The ventilation and cooling in the traditional architecture of the Persian Gulf

History devices, modeling, performance evaluation.

Objective of thesis
  1. On-site research

  2. Tests on small-scale model in a wind tunnel

  3. Numerical analyzes using CFD (Computational Fluid Dynamics)

  4. Comparison of results

Four research axes were investigated for an in-depth study of Badgirs (wind towers) in Iran.

The first phase involved measurements of eleven wind towers to understand their physical and typological aspects. This research offered an overall idea about different forms of Badgir constructed since the 18th century in Iran. We have demonstrated that the specific design of natural ventilation systems depend not only on the building’s forms, but also varied to accommodate the local climate.

We found some important weaknesses on traditional Badgirs. For example, we have observed that part of the air escapes through opposite channels before descending the main column. Or, a great part of energy stored by inner walls seemed insufficient for a very hot day. In fact traditional Badgirs fail to achieve a full potential of evaporative cooling, in spite of the fountains located under the conduits.

The second phase of our research was focused on constructing three different small scale models of Badgir to test in a wind tunnel. On this occasion we studied the wind behavior in each duct. For more accuracy, the validity of theoretical assumptions was constantly verified with experimental tools. Wind tunnel tests were used to evaluate the precision of measurement methods and uncertainty of experimental results.

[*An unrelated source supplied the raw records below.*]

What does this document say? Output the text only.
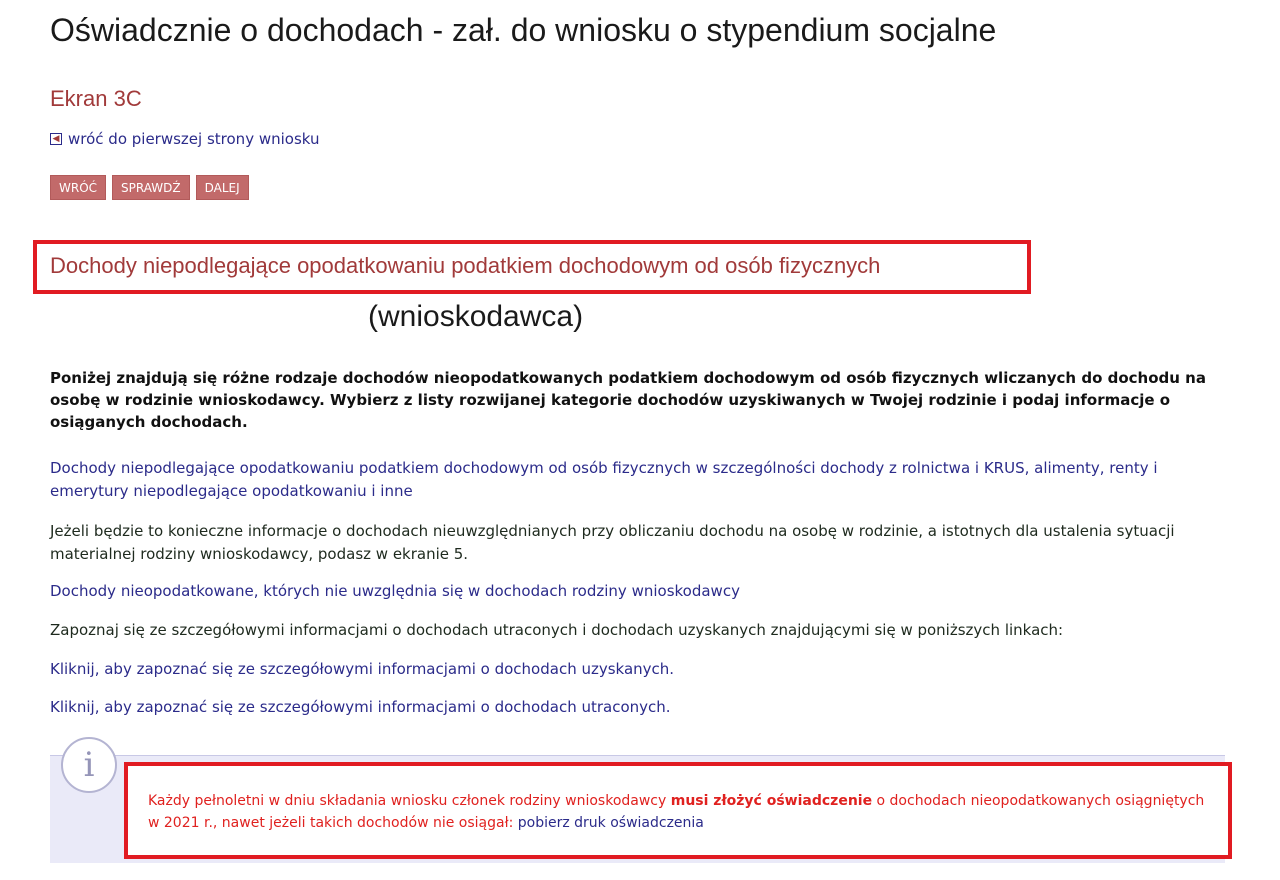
Oświadcznie o dochodach - zał. do wniosku o stypendium socjalne
Ekran 3C
◀ wróć do pierwszej strony wniosku
WRÓĆ	SPRAWDŹ	DALEJ
Dochody niepodlegające opodatkowaniu podatkiem dochodowym od osób fizycznych
(wnioskodawca)

Poniżej znajdują się różne rodzaje dochodów nieopodatkowanych podatkiem dochodowym od osób fizycznych wliczanych do dochodu na osobę w rodzinie wnioskodawcy. Wybierz z listy rozwijanej kategorie dochodów uzyskiwanych w Twojej rodzinie i podaj informacje o osiąganych dochodach.

Dochody niepodlegające opodatkowaniu podatkiem dochodowym od osób fizycznych w szczególności dochody z rolnictwa i KRUS, alimenty, renty i emerytury niepodlegające opodatkowaniu i inne

Jeżeli będzie to konieczne informacje o dochodach nieuwzględnianych przy obliczaniu dochodu na osobę w rodzinie, a istotnych dla ustalenia sytuacji materialnej rodziny wnioskodawcy, podasz w ekranie 5.

Dochody nieopodatkowane, których nie uwzględnia się w dochodach rodziny wnioskodawcy

Zapoznaj się ze szczegółowymi informacjami o dochodach utraconych i dochodach uzyskanych znajdującymi się w poniższych linkach:

Kliknij, aby zapoznać się ze szczegółowymi informacjami o dochodach uzyskanych.

Kliknij, aby zapoznać się ze szczegółowymi informacjami o dochodach utraconych.

i

Każdy pełnoletni w dniu składania wniosku członek rodziny wnioskodawcy musi złożyć oświadczenie o dochodach nieopodatkowanych osiągniętych w 2021 r., nawet jeżeli takich dochodów nie osiągał: pobierz druk oświadczenia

The third focus of our research was to draw different type of Badgirs with Gambit and analyze them with Fluent to implement a numerical simulation.

The fourth phase was to build a half-scale Badgir (scale 1/200, 6 meters high). This experience is already carried out at the University of Lyon. The construction was performed over 5 days in April 2015. The Badgir was built by the students of ENSAPM where I teach architecture at this time.